The vehicle most associated with Overland AI’s Marine Corps work is its ULTRA platform, an autonomous tactical ground vehicle measuring 3.94 m (12.9 ft) in length and 1.83 m (6 ft) in width, with a gross weight of 1,588 kg (3,500 lb) and a payload capacity of 454 kg (1,000 lb). It runs a 999cc engine producing 114 horsepower, achieves a top speed of 56 km/h (35 mph), and carries a cruising range of approximately 161 km (100 miles) at moderate speed, with a 100Ah 24V battery that provides two hours of idle operation with the engine shut down. The contract announcement does not specify which Overland AI platform the Marine Corps is procuring for MADIS support, and the specific vehicle type and quantities remain unconfirmed. What is confirmed is that the vehicles will carry OverWatch command software and OverDrive autonomy, the same stack the company has deployed with the 1st Cavalry Division, 173rd Airborne Brigade, 82nd Airborne Division, 2nd Marine Logistics Group, and U.S. Special Operations Command.
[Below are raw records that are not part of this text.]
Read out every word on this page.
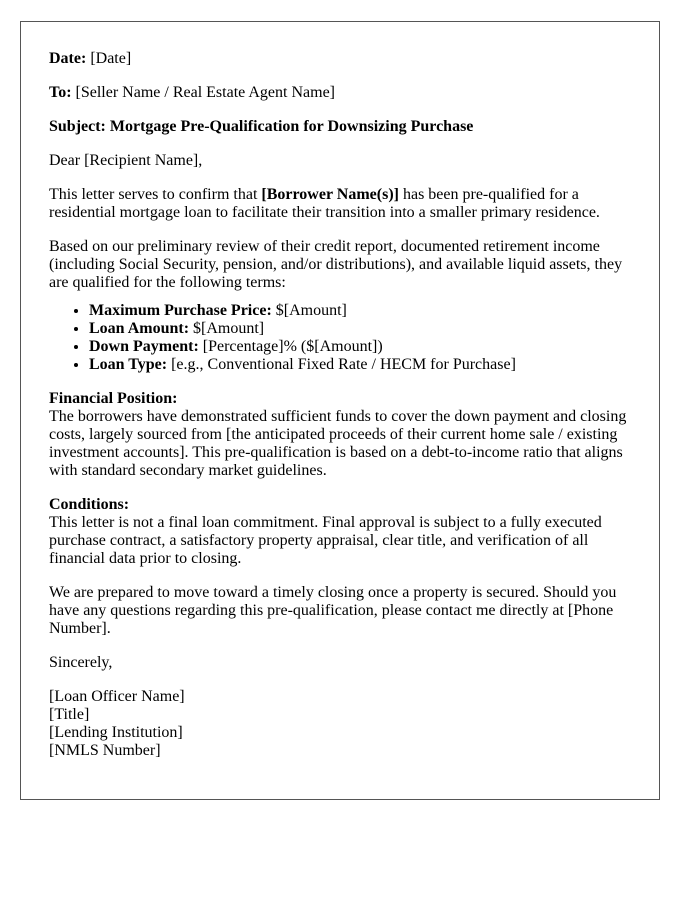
Date: [Date]

To: [Seller Name / Real Estate Agent Name]

Subject: Mortgage Pre-Qualification for Downsizing Purchase

Dear [Recipient Name],

This letter serves to confirm that [Borrower Name(s)] has been pre-qualified for a residential mortgage loan to facilitate their transition into a smaller primary residence.

Based on our preliminary review of their credit report, documented retirement income (including Social Security, pension, and/or distributions), and available liquid assets, they are qualified for the following terms:

• Maximum Purchase Price: $[Amount]
• Loan Amount: $[Amount]
• Down Payment: [Percentage]% ($[Amount])
• Loan Type: [e.g., Conventional Fixed Rate / HECM for Purchase]

Financial Position:
The borrowers have demonstrated sufficient funds to cover the down payment and closing costs, largely sourced from [the anticipated proceeds of their current home sale / existing investment accounts]. This pre-qualification is based on a debt-to-income ratio that aligns with standard secondary market guidelines.

Conditions:
This letter is not a final loan commitment. Final approval is subject to a fully executed purchase contract, a satisfactory property appraisal, clear title, and verification of all financial data prior to closing.

We are prepared to move toward a timely closing once a property is secured. Should you have any questions regarding this pre-qualification, please contact me directly at [Phone Number].

Sincerely,

[Loan Officer Name]
[Title]
[Lending Institution]
[NMLS Number]
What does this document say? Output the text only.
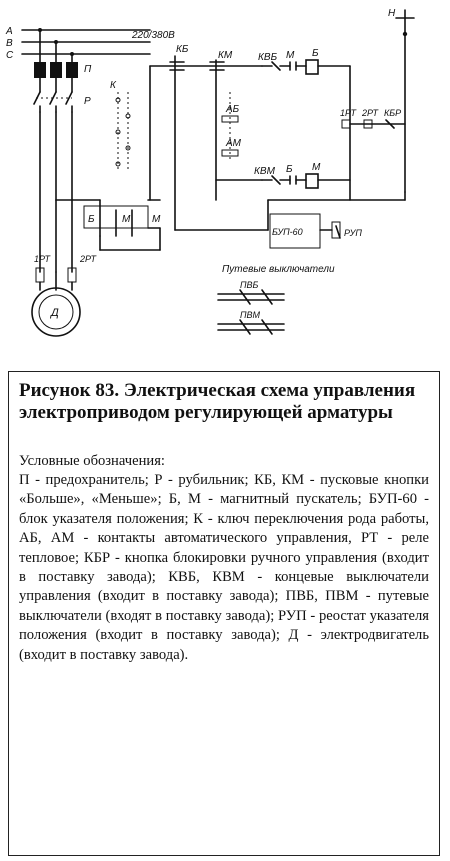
А
В
С
220/380В
Н
П
Р
Б	М М
1РТ	2РТ
Д
К
КБ
КМ
АБ
АМ
КВБ М Б
КВМ Б М
1РТ 2РТ КБР
БУП-60	РУП
Путевые выключатели
ПВБ
ПВМ

Рисунок 83. Электрическая схема управления электроприводом регулирующей арматуры

Условные обозначения:

П - предохранитель; Р - рубильник; КБ, КМ - пусковые кнопки «Больше», «Меньше»; Б, М - магнитный пускатель; БУП-60 - блок указателя положения; К - ключ переключения рода работы, АБ, АМ - контакты автоматического управления, РТ - реле тепловое; КБР - кнопка блокировки ручного управления (входит в поставку завода); КВБ, КВМ - концевые выключатели управления (входит в поставку завода); ПВБ, ПВМ - путевые выключатели (входят в поставку завода); РУП - реостат указателя положения (входит в поставку завода); Д - электродвигатель (входит в поставку завода).
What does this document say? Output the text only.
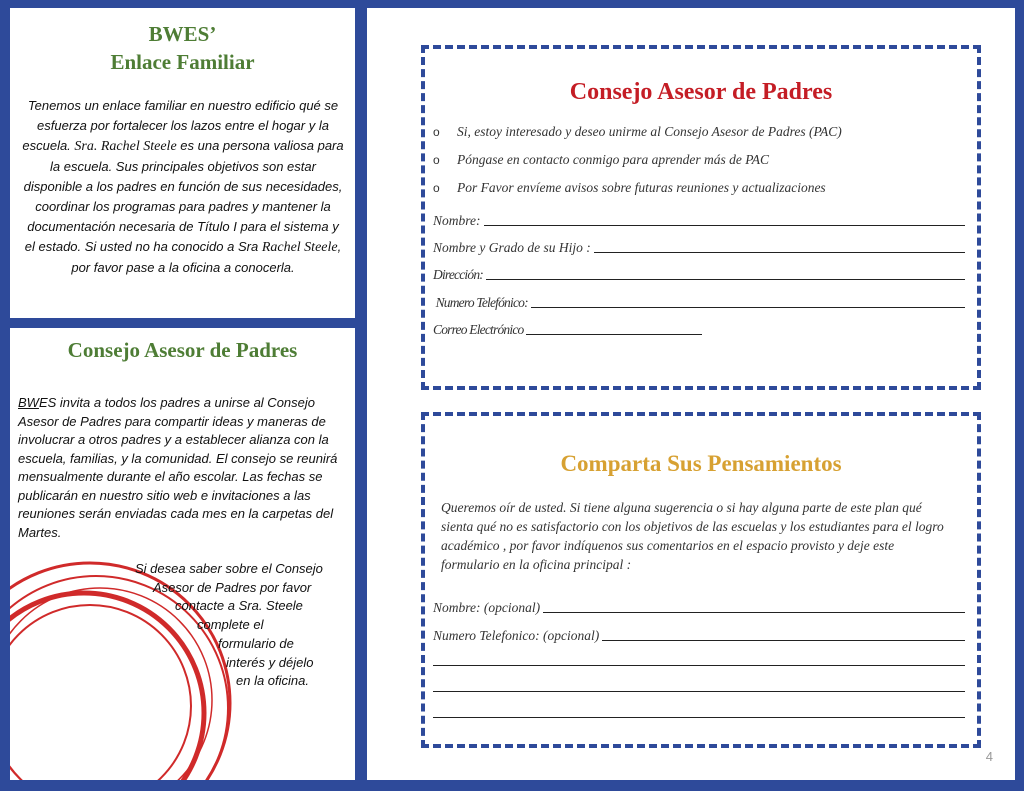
BWES’
Enlace Familiar
Tenemos un enlace familiar en nuestro edificio qué se esfuerza por fortalecer los lazos entre el hogar y la escuela. Sra. Rachel Steele es una persona valiosa para la escuela. Sus principales objetivos son estar disponible a los padres en función de sus necesidades, coordinar los programas para padres y mantener la documentación necesaria de Título I para el sistema y el estado. Si usted no ha conocido a Sra Rachel Steele, por favor pase a la oficina a conocerla.
Consejo Asesor de Padres
BWES invita a todos los padres a unirse al Consejo Asesor de Padres para compartir ideas y maneras de involucrar a otros padres y a establecer alianza con la escuela, familias, y la comunidad. El consejo se reunirá mensualmente durante el año escolar. Las fechas se publicarán en nuestro sitio web e invitaciones a las reuniones serán enviadas cada mes en la carpetas del Martes.
Si desea saber sobre el Consejo
Asesor de Padres por favor
contacte a Sra. Steele
complete el
formulario de
interés y déjelo
en la oficina.
Consejo Asesor de Padres
o Si, estoy interesado y deseo unirme al Consejo Asesor de Padres (PAC)
o Póngase en contacto conmigo para aprender más de PAC
o Por Favor envíeme avisos sobre futuras reuniones y actualizaciones
Nombre:
Nombre y Grado de su Hijo :
Dirección:
Numero Telefónico:
Correo Electrónico
Comparta Sus Pensamientos
Queremos oír de usted. Si tiene alguna sugerencia o si hay alguna parte de este plan qué sienta qué no es satisfactorio con los objetivos de las escuelas y los estudiantes para el logro académico , por favor indíquenos sus comentarios en el espacio provisto y deje este formulario en la oficina principal :
Nombre: (opcional)
Numero Telefonico: (opcional)
4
Marine Corps Systems Command awarded this agreement as a sole-source Other Transaction Authority purchase, a procurement mechanism that bypasses the standard competitive bidding process and allows the government to move quickly when a specific capability is urgently needed and no reasonable alternative exists. The authority used, 10 U.S. Code 4022(f), is specifically designed for follow-on prototype work, meaning the Marine Corps is converting years of Overland AI prototype testing into fielded hardware. Of the $19.7 million total agreement value, $16.9 million in fiscal year 2026 Marine Corps procurement funds will be obligated at award and will not expire at the end of the fiscal year, giving the program financial stability through the delivery window running to October 2027.
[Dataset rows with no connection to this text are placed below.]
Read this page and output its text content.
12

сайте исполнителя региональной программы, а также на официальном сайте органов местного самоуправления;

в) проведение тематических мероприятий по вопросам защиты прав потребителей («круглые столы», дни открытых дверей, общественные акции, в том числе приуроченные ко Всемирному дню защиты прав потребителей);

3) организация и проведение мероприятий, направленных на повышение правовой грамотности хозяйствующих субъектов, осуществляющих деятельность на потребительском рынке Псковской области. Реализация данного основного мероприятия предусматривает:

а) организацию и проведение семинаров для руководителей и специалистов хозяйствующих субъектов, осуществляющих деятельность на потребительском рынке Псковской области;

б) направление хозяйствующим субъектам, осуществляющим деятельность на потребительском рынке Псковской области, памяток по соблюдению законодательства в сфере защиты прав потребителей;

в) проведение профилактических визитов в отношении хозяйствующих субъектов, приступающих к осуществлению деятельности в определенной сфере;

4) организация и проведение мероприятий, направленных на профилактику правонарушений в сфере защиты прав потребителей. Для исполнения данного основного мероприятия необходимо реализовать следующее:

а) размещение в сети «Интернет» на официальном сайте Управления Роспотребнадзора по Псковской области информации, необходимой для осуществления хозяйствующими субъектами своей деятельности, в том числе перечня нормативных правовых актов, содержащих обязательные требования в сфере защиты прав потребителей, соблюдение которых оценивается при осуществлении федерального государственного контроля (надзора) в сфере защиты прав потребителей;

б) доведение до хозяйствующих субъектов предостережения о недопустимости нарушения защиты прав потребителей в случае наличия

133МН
The decision to integrate unmanned ground vehicles into MADIS reflects a doctrinal evolution that goes beyond simply adding more hardware. MADIS currently requires Marines to operate in the open, maintaining sensor coverage and responding to aerial threats from exposed vehicle positions. An autonomous ground vehicle that can extend that sensor and coverage envelope outward, detecting threats at greater range and cueing the MADIS weapons system before a drone closes to engagement range, takes Marines out of the most vulnerable positions while increasing the system’s reaction time. The Marine Corps has watched Ukraine absorb tens of thousands of drone strikes and has drawn the same conclusion that most serious military analysts have reached: the side that can detect and kill incoming drones faster, with fewer humans directly exposed, consistently suffers fewer casualties and retains more tactical flexibility.
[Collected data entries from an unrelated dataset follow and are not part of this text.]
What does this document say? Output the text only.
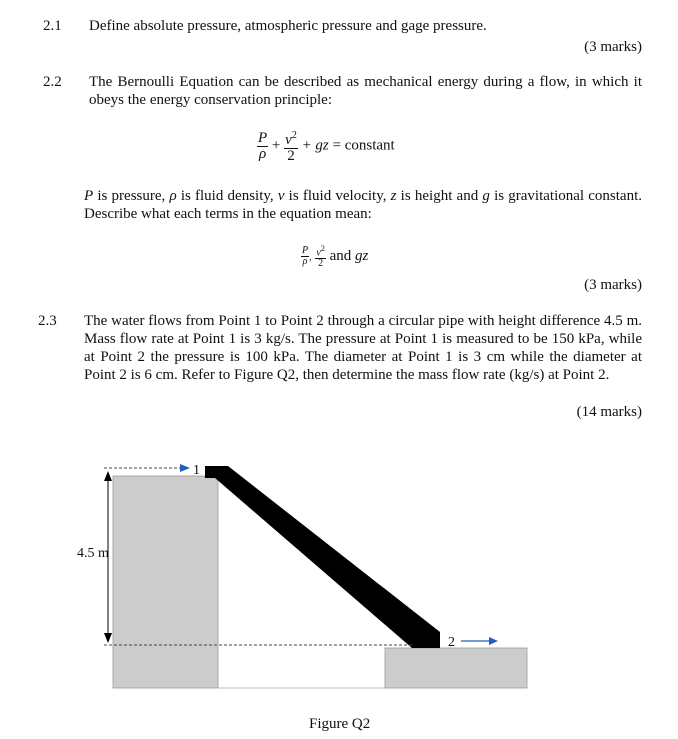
2.1 Define absolute pressure, atmospheric pressure and gage pressure.
(3 marks)
2.2 The Bernoulli Equation can be described as mechanical energy during a flow, in which it obeys the energy conservation principle:
$\frac{P}{\rho} + \frac{v^2}{2}$ + gz = constant
P is pressure, ρ is fluid density, v is fluid velocity, z is height and g is gravitational constant. Describe what each terms in the equation mean:
$\frac{P}{\rho}$ , $\frac{v^2}{2}$ and gz
(3 marks)
2.3 The water flows from Point 1 to Point 2 through a circular pipe with height difference 4.5 m. Mass flow rate at Point 1 is 3 kg/s. The pressure at Point 1 is measured to be 150 kPa, while at Point 2 the pressure is 100 kPa. The diameter at Point 1 is 3 cm while the diameter at Point 2 is 6 cm. Refer to Figure Q2, then determine the mass flow rate (kg/s) at Point 2.
(14 marks)
1
2
4.5 m
Figure Q2
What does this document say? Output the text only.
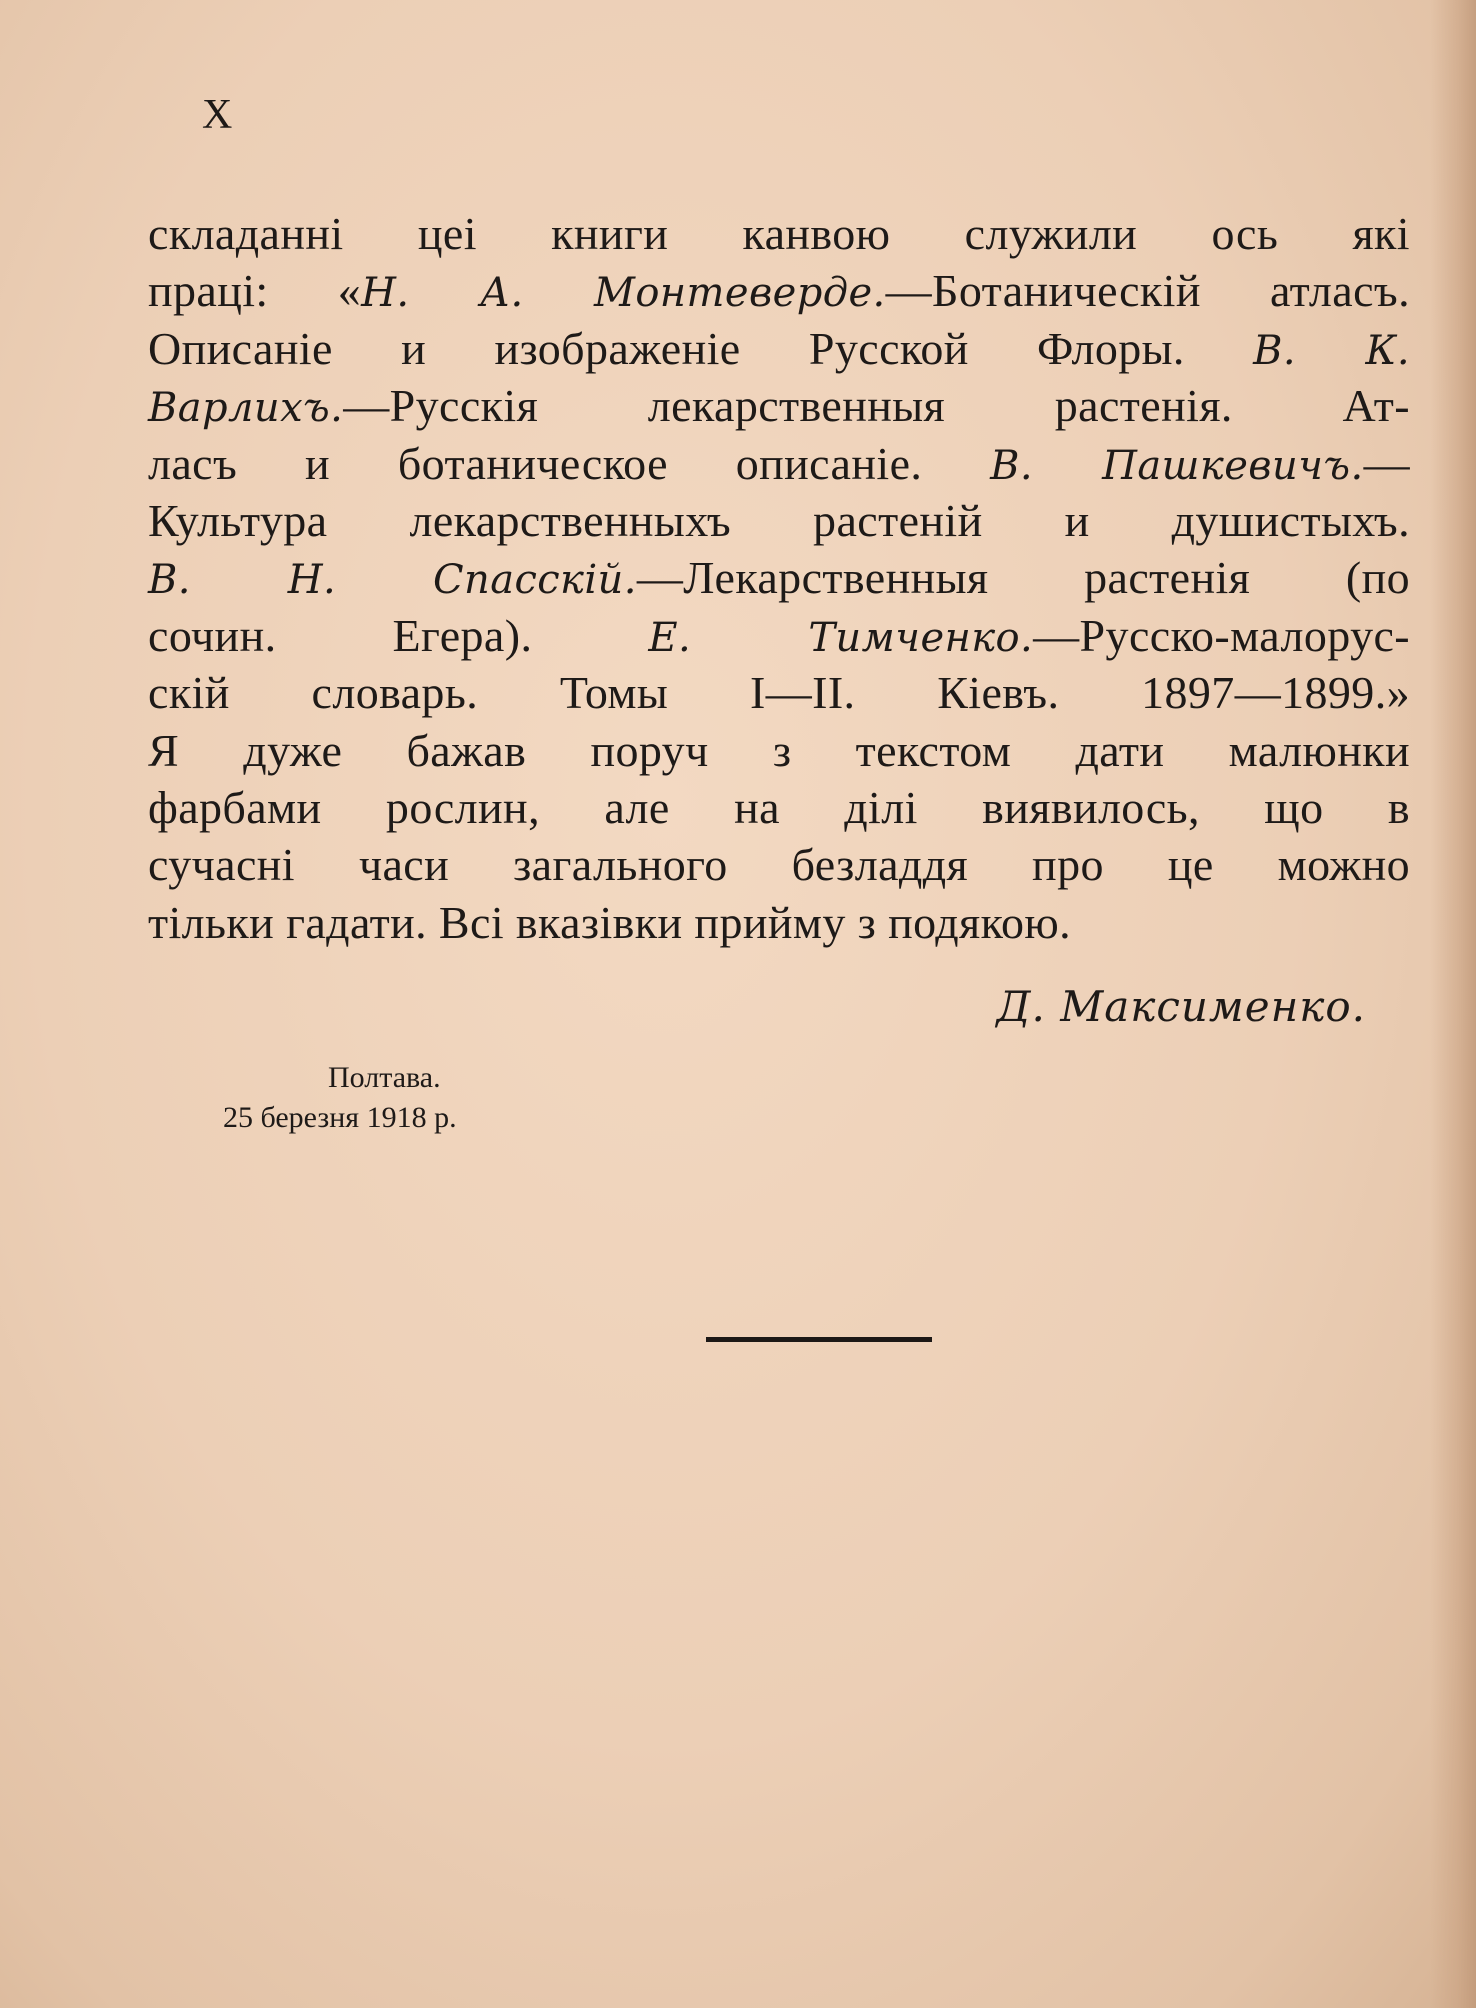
X
складанні цеі книги канвою служили ось які
праці: «Н. А. Монтеверде.—Ботаническій атласъ.
Описаніе и изображеніе Русской Флоры. В. К.
Варлихъ.—Русскія лекарственныя растенія. Ат-
ласъ и ботаническое описаніе. В. Пашкевичъ.—
Культура лекарственныхъ растеній и душистыхъ.
В. Н. Спасскій.—Лекарственныя растенія (по
сочин. Егера). Е. Тимченко.—Русско-малорус-
скій словарь. Томы I—II. Кіевъ. 1897—1899.»
Я дуже бажав поруч з текстом дати малюнки
фарбами рослин, але на ділі виявилось, що в
сучасні часи загального безладдя про це можно
тільки гадати. Всі вказівки прийму з подякою.
Д. Максименко.
Полтава.
25 березня 1918 р.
Overland AI raised $100 million in new funding in early 2026 to scale production and expand its operational footprint across the Army, Marine Corps, and Special Operations Command, with the company’s president Stephanie Bonk stating publicly that demand had moved “decisively from experimentation to operational integration.” The Marine Corps MADIS contract validates that assessment. Three years ago, autonomous ground vehicles were primarily a research curiosity in Pentagon demonstration programs. Today, the Marine Corps is writing procurement contracts for them and counting on them to protect a front-line air defense system that must function in the most contested airspace the Indo-Pacific can generate.